Analyze Dataset

An example on how to use the analyzer to analyze a dataset.

Imports

For this example we will use only xarray and analyze_dataset from enstools-compression.

[1]:
import xarray
from enstools.compression.analyzer.analyzer import analyze_dataset
WARNING: eccodes c-library not found, grib file support not available!
[2]:
dataset_name = "air_temperature"
dataset = xarray.tutorial.open_dataset(dataset_name)
dataset
[2]:
<xarray.Dataset>
Dimensions:  (lat: 25, time: 2920, lon: 53)
Coordinates:
  * lat      (lat) float32 75.0 72.5 70.0 67.5 65.0 ... 25.0 22.5 20.0 17.5 15.0
  * lon      (lon) float32 200.0 202.5 205.0 207.5 ... 322.5 325.0 327.5 330.0
  * time     (time) datetime64[ns] 2013-01-01 ... 2014-12-31T18:00:00
Data variables:
    air      (time, lat, lon) float32 ...
Attributes:
    Conventions:  COARDS
    title:        4x daily NMC reanalysis (1948)
    description:  Data is from NMC initialized reanalysis\n(4x/day).  These a...
    platform:     Model
    references:   http://www.esrl.noaa.gov/psd/data/gridded/data.ncep.reanaly...
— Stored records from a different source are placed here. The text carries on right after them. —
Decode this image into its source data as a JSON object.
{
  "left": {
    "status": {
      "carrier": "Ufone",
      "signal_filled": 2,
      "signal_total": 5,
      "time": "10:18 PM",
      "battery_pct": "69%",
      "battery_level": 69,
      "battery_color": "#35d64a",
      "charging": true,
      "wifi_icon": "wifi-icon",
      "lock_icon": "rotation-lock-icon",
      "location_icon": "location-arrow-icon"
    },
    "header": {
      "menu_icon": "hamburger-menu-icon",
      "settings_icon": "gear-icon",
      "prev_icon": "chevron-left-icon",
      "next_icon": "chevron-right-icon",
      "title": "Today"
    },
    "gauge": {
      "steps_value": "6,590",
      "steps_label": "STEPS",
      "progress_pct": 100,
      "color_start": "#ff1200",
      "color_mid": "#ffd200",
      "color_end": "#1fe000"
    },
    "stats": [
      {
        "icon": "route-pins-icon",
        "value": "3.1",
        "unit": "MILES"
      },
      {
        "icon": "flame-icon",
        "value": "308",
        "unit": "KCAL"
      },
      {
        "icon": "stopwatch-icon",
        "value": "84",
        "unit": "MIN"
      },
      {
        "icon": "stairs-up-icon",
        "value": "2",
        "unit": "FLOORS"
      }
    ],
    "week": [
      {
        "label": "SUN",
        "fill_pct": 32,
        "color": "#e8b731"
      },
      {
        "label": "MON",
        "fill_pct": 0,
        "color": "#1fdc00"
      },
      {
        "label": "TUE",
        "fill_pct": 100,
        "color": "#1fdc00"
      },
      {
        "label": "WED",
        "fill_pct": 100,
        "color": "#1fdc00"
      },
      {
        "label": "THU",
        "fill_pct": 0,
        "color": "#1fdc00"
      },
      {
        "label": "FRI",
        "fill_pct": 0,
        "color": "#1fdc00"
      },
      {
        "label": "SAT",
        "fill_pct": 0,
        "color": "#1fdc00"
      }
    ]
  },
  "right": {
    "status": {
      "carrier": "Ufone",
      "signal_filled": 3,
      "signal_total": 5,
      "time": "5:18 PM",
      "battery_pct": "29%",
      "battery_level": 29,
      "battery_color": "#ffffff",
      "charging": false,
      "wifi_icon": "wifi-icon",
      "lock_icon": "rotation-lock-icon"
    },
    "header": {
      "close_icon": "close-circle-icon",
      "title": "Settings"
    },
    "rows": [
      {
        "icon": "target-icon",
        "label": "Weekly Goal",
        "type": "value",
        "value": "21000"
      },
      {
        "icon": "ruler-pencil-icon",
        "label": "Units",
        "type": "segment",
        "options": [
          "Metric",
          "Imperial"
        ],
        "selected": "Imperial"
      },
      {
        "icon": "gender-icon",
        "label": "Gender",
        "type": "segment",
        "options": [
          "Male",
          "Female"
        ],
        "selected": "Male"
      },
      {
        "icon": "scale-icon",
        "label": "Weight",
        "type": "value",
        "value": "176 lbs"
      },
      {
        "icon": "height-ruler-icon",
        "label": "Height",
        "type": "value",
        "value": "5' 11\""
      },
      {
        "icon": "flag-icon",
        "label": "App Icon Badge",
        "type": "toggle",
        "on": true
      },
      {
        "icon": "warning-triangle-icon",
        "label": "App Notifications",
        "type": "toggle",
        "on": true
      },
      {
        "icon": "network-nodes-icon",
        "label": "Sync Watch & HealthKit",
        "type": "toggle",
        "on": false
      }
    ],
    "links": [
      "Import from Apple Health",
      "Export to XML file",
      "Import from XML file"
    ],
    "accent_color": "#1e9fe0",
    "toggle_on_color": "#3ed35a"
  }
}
Analyze dataset using default constrains

Use analyze_dataset to obtain the compression specification that guarantee quality constrains while maximising compression ratios. In this case if the argument constrains is not provided it will use the default ones, which are "correlation_I:5,ssim_I:2".

Note:

correlation_I is computed like: -log10(1-pearson_correlation). i.e. number of nines of correlation

correlation_I:5 == correlation:0.99999

Similarly ssim_I is computed like: -log10(1-ssim).

[3]:
encoding, metrics = analyze_dataset(dataset=dataset)
WARNING: Only absolute and norm2 modes properly tested
WARNING: Only absolute and norm2 modes properly tested
WARNING: Only absolute and norm2 modes properly tested
WARNING: Only absolute and norm2 modes properly tested
WARNING: Only absolute and norm2 modes properly tested
WARNING: Only absolute and norm2 modes properly tested
WARNING: Only absolute and norm2 modes properly tested
WARNING: Only absolute and norm2 modes properly tested
WARNING: Only absolute and norm2 modes properly tested
WARNING: Only absolute and norm2 modes properly tested
WARNING: Only absolute and norm2 modes properly tested
WARNING: Only absolute and norm2 modes properly tested
WARNING: Only absolute and norm2 modes properly tested

The function returns two dictionaries, one containing the best encoding and another containing the resulting metrics.

[4]:
encoding
[4]:
{'air': 'lossy,sz,pw_rel,0.000549'}
[5]:
metrics
[5]:
{'air': {'correlation_I': 5.064244624947207,
  'ssim_I': 3.856431344802704,
  'compression_ratio': 7.868889904065783}}

Analyze dataset using custom constrains

If we want to specify different constrains we can do it like this:

[6]:
encoding, metrics = analyze_dataset(dataset=dataset,constrains="correlation_I:3,ssim_I:1")
WARNING: Only absolute and norm2 modes properly tested
WARNING: Only absolute and norm2 modes properly tested
WARNING: Only absolute and norm2 modes properly tested
WARNING: Only absolute and norm2 modes properly tested
WARNING: Only absolute and norm2 modes properly tested
WARNING: Only absolute and norm2 modes properly tested
WARNING: Only absolute and norm2 modes properly tested
WARNING: Only absolute and norm2 modes properly tested
WARNING: Only absolute and norm2 modes properly tested
WARNING: Only absolute and norm2 modes properly tested
WARNING: Only absolute and norm2 modes properly tested
WARNING: Only absolute and norm2 modes properly tested
WARNING: Only absolute and norm2 modes properly tested